Furthermore, we recommend that the number of threads is set to be less than 40 because the majority of the compute nodes have up to only 40 CPUs. If the number exceeds 40, the job will be pending until a compute node having more CPUs become available.
$ squeue
1862756 longlunch toolarge cbpark PENDING 0:00 3:00:00 1 (Priority)
MPI
MPI stands for the message passing interface, a communication protocol for programming parallel computers. Here is an example script for a job with 10 tasks using Open MPI.
#!/bin/bash -l
#
#SBATCH --job-name=mpi_test
#SBATCH --output=mpi_test.log
#
#SBATCH --partition=espresso
#SBATCH --ntasks=10
module load gnu7 openmpi
mpirun ./MYPROGRAM
Note that -np flag is not required because mpirun will automatically figure out the configuration from the Slurm environment variables. If a segmentation fault has occurred, setting ulimit might solve it. For example,
(...)
ulimit -s unlimited
mpirun ./MYPROGRAM
Here are some useful guides for using MPI under Slurm:
Deadly commands
![]() |
|---|
| xkcd, Admin Mourning |
nohup
You might have heard of the nohup command, and moreover, might love to use it.

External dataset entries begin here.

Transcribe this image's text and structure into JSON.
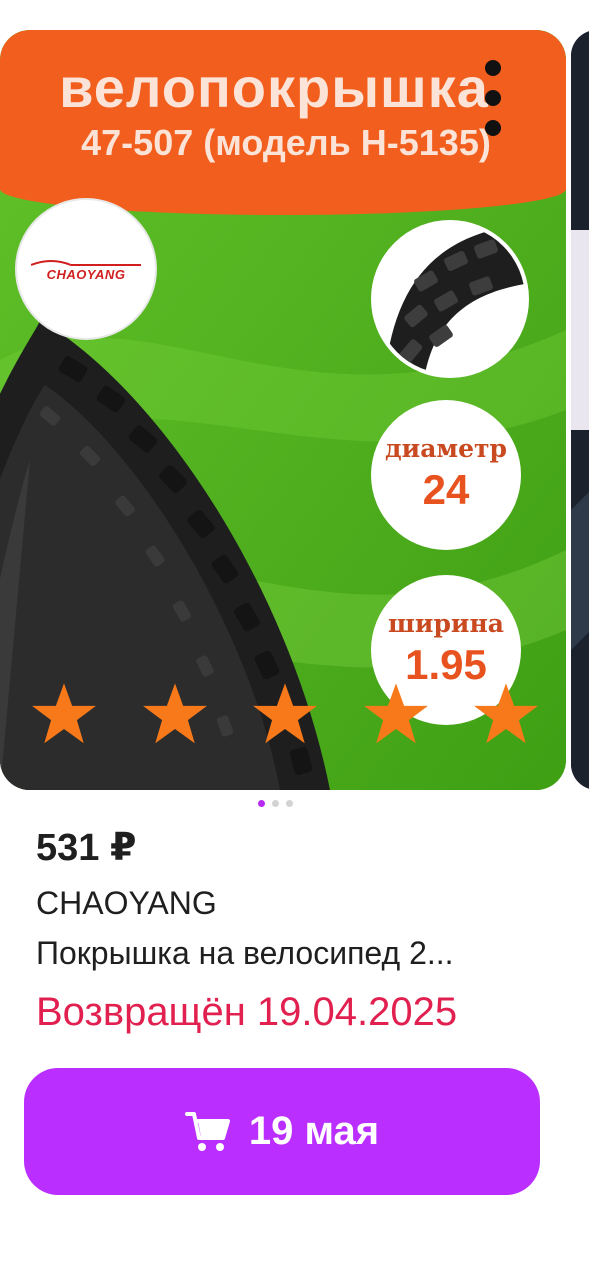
{
  "product_image": {
    "banner_title": "велопокрышка",
    "banner_subtitle": "47-507 (модель H-5135)",
    "brand_logo": "CHAOYANG",
    "spec_diameter_label": "диаметр",
    "spec_diameter_value": "24",
    "spec_width_label": "ширина",
    "spec_width_value": "1.95",
    "rating_stars": 5,
    "colors": {
      "banner": "#f25e1d",
      "background": "#4fb61f",
      "star": "#f7791a"
    }
  },
  "gallery": {
    "current_page": 1,
    "total_pages": 3
  },
  "product": {
    "price": "531 ₽",
    "brand": "CHAOYANG",
    "title": "Покрышка на велосипед 2...",
    "status": "Возвращён 19.04.2025"
  },
  "cart_button": {
    "icon": "cart-icon",
    "label": "19 мая",
    "color": "#ba2fff"
  }
}
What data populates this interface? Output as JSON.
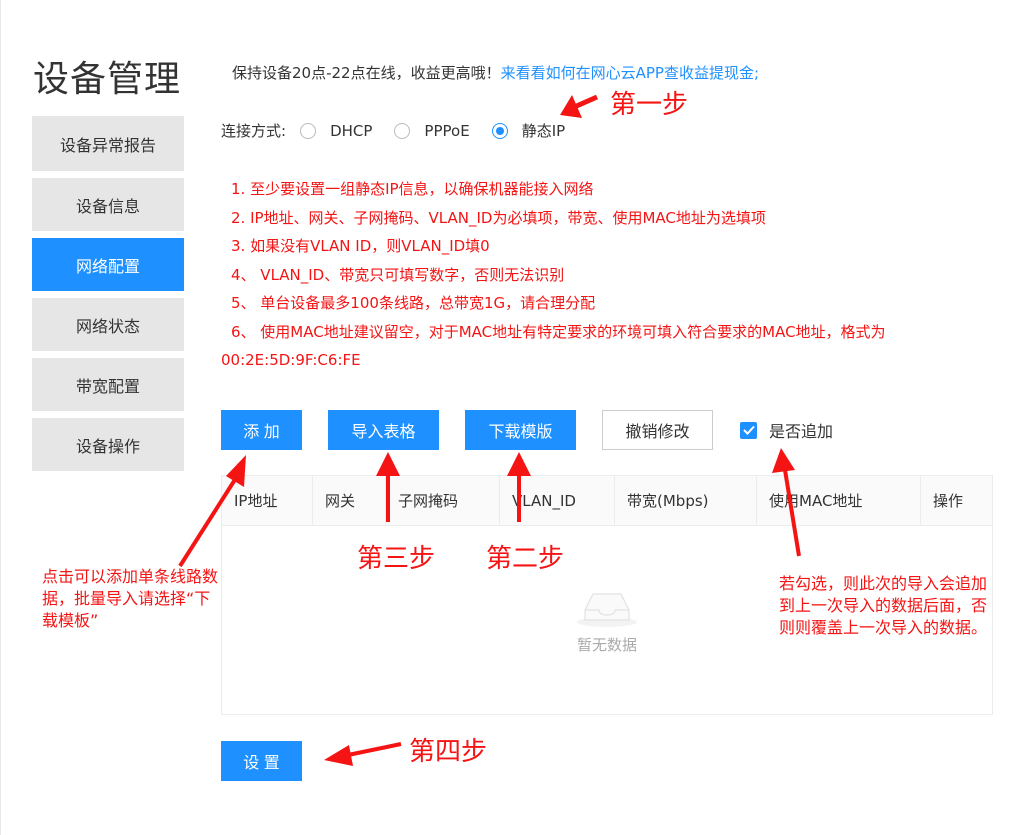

It makes a command ignoring hangup signals, for instance, when you want to have the command running even after you close the terminal. It would never be harmful if you're using it on your standalone machine. However, all the tasks running in the cluster should be recognized by the job scheduler since the job scheduler will allocate resources and gracefully close the tasks. The nohup command sometimes deceives the job scheduler and keeps the processes running in the background even after the submitted job had been completed. The node can eventually be frozen due to fulling up of resources such as memory and disk space. DO NOT use nohup in the cluster.